JUAN GONZÁLEZ: And all of these prisoners on death row, who are, in essence, awaiting their execution, the continued growth of the, quote, “death row population,” even as you say many states are not going through with their executions, what’s your sense of their lives, as well, on death row?

SISTER HELEN PREJEAN: Well, it’s like a living death in so many ways, because you are waiting for death to come. You’re in an extremely confined environment, like the death row cells in Louisiana. It’s summer. It’s so hot. And constantly, the constant noise. All that you are subjected to, waiting to be killed. And you’re considered disposable human waste. You get a thousand signals a day that you’re not worth anything.

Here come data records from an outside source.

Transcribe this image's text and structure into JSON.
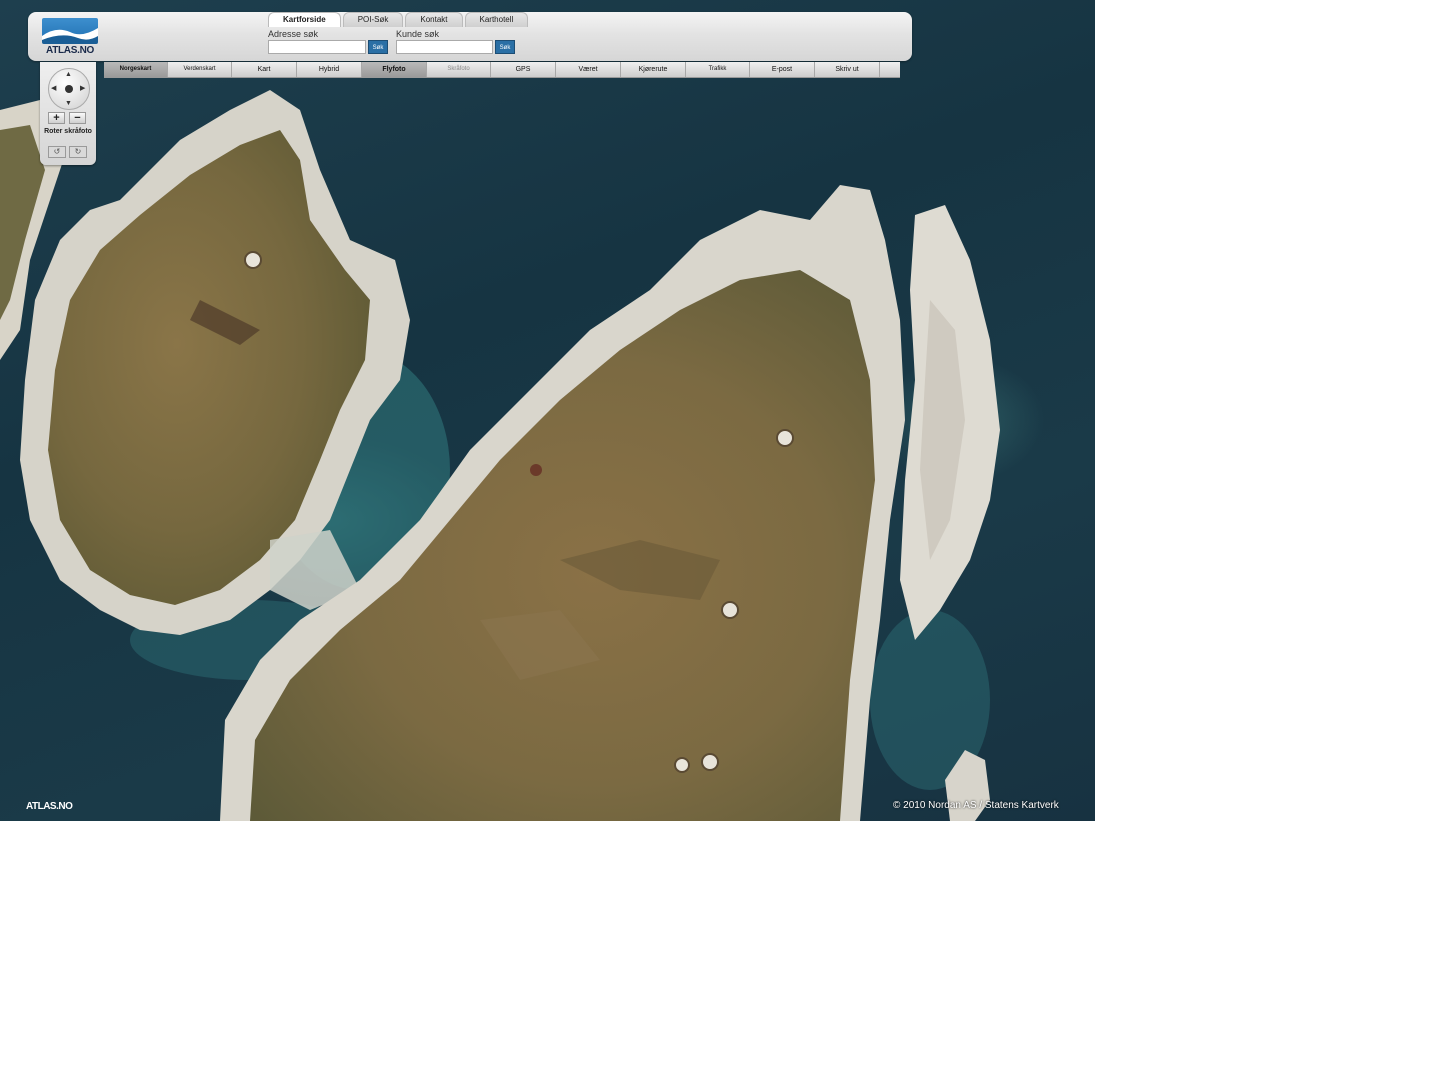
{
  "logo": {
    "text": "ATLAS.NO"
  },
  "tabs": [
    {
      "label": "Kartforside",
      "active": true
    },
    {
      "label": "POI-Søk",
      "active": false
    },
    {
      "label": "Kontakt",
      "active": false
    },
    {
      "label": "Karthotell",
      "active": false
    }
  ],
  "search": {
    "address_label": "Adresse søk",
    "address_value": "",
    "address_button": "Søk",
    "customer_label": "Kunde søk",
    "customer_value": "",
    "customer_button": "Søk"
  },
  "map_types": [
    {
      "label": "Norgeskart",
      "state": "active"
    },
    {
      "label": "Verdenskart",
      "state": "normal"
    },
    {
      "label": "Kart",
      "state": "normal"
    },
    {
      "label": "Hybrid",
      "state": "normal"
    },
    {
      "label": "Flyfoto",
      "state": "active"
    },
    {
      "label": "Skråfoto",
      "state": "disabled"
    },
    {
      "label": "GPS",
      "state": "normal"
    },
    {
      "label": "Været",
      "state": "normal"
    },
    {
      "label": "Kjørerute",
      "state": "normal"
    },
    {
      "label": "Trafikk",
      "state": "normal"
    },
    {
      "label": "E-post",
      "state": "normal"
    },
    {
      "label": "Skriv ut",
      "state": "normal"
    }
  ],
  "nav": {
    "zoom_in": "+",
    "zoom_out": "−",
    "rotate_label": "Roter skråfoto"
  },
  "map": {
    "watermark": "ATLAS.NO",
    "copyright": "© 2010 Nordan AS / Statens Kartverk"
  },
  "colors": {
    "water": "#1a3a48",
    "land": "#7a6a42",
    "rock": "#d8d6cc",
    "accent": "#2a6fa5"
  }
}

That’s so opposite of what I’ve — you know, what Jesus is about, what Christianity is about. And when I hear religion quoted, like Jeff Sessions, ex-Attorney General Jeff Sessions, just did to justify the separation of children from their parents at the border, pulling in a religious quote from Romans 13, that if something is the law, God’s behind it. It’s with the authority of God. I hate to see Christianity used like this. And I’ve actually had people say, like a member of the pardon board in Louisiana, “Well, Jesus was executed for our sins. If he hadn’t been executed by the Romans, we wouldn’t be saved. We’ve got to have executions.” Like, the image of God behind that is a wrathful God whose sense of justice has been offended and demands a sacrificial death. What kind of God is that? We’ve got to get Jesus right. We’ve got to get Christianity right. And I hate to see religion used to justify violence. It’s the opposite of what Jesus was about.

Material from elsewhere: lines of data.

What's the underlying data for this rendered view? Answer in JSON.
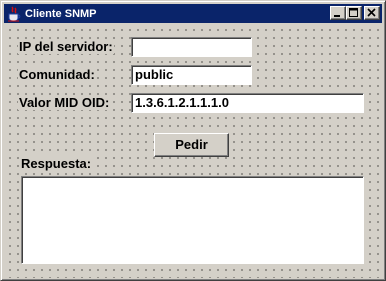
{
  "window": {
    "title": "Cliente SNMP",
    "controls": [
      "minimize",
      "maximize",
      "close"
    ]
  },
  "form": {
    "ip_label": "IP del servidor:",
    "ip_value": "",
    "community_label": "Comunidad:",
    "community_value": "public",
    "oid_label": "Valor MID OID:",
    "oid_value": "1.3.6.1.2.1.1.1.0",
    "submit_label": "Pedir",
    "response_label": "Respuesta:",
    "response_value": ""
  },
  "colors": {
    "titlebar": "#0a246a",
    "face": "#d4d0c8"
  },
  "icons": [
    "java-cup-icon",
    "minimize-icon",
    "maximize-icon",
    "close-icon"
  ]
}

AMY GOODMAN: You have the federal government, President Trump and William Barr, saying they’re going to resume federal death penalty cases, executions, after almost 20 years. Yet you have the states, one by one — we are, in this country, almost at a majority of states that are saying no to the death penalty.

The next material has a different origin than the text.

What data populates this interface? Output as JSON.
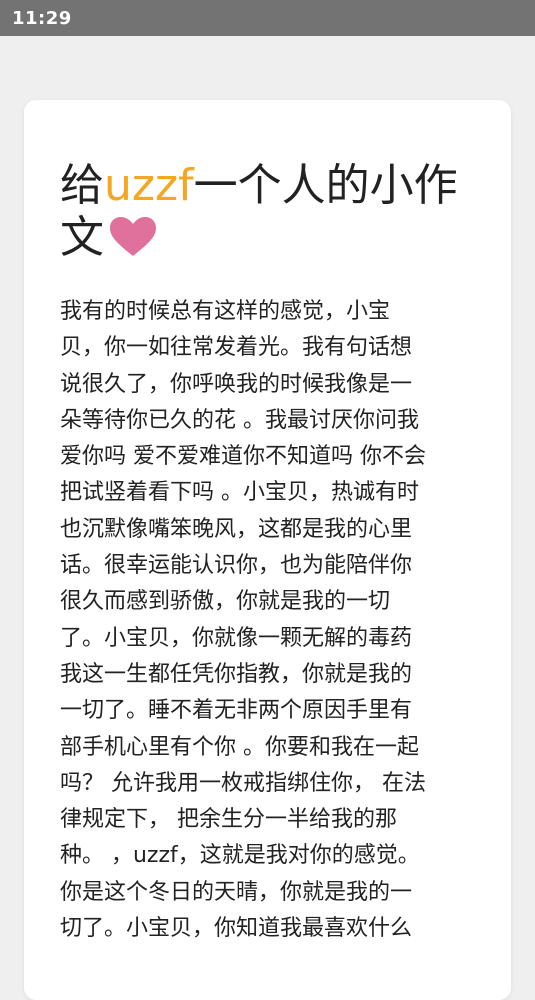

SISTER HELEN PREJEAN: Because the Trump administration feels they have absolute power and they could do whatever they want, so they declare, “Well, we’re going to do this.” And we notice a pattern that often the Trump administration has made declarations of what they’re going to do to immigrants or the Muslim ban, and they have no understanding of the courts and the constitutional rights.

AMY GOODMAN: We have 20 seconds.

SISTER HELEN PREJEAN: Yes. So, please, God, that federal defenders will be in there using the Constitution to block this and to slow it down and make it not happen.

AMY GOODMAN: We’re going to do Part 2 of our discussion and post it online at democracynow.org. Sister Helen Prejean is the author of River of Fire: My Spiritual Journey. This follows her book Dead Man Walking: An Eyewitness Account of the Death Penalty. That does it for our broadcast. I’m Amy Goodman, with Juan González. This is Democracy Now!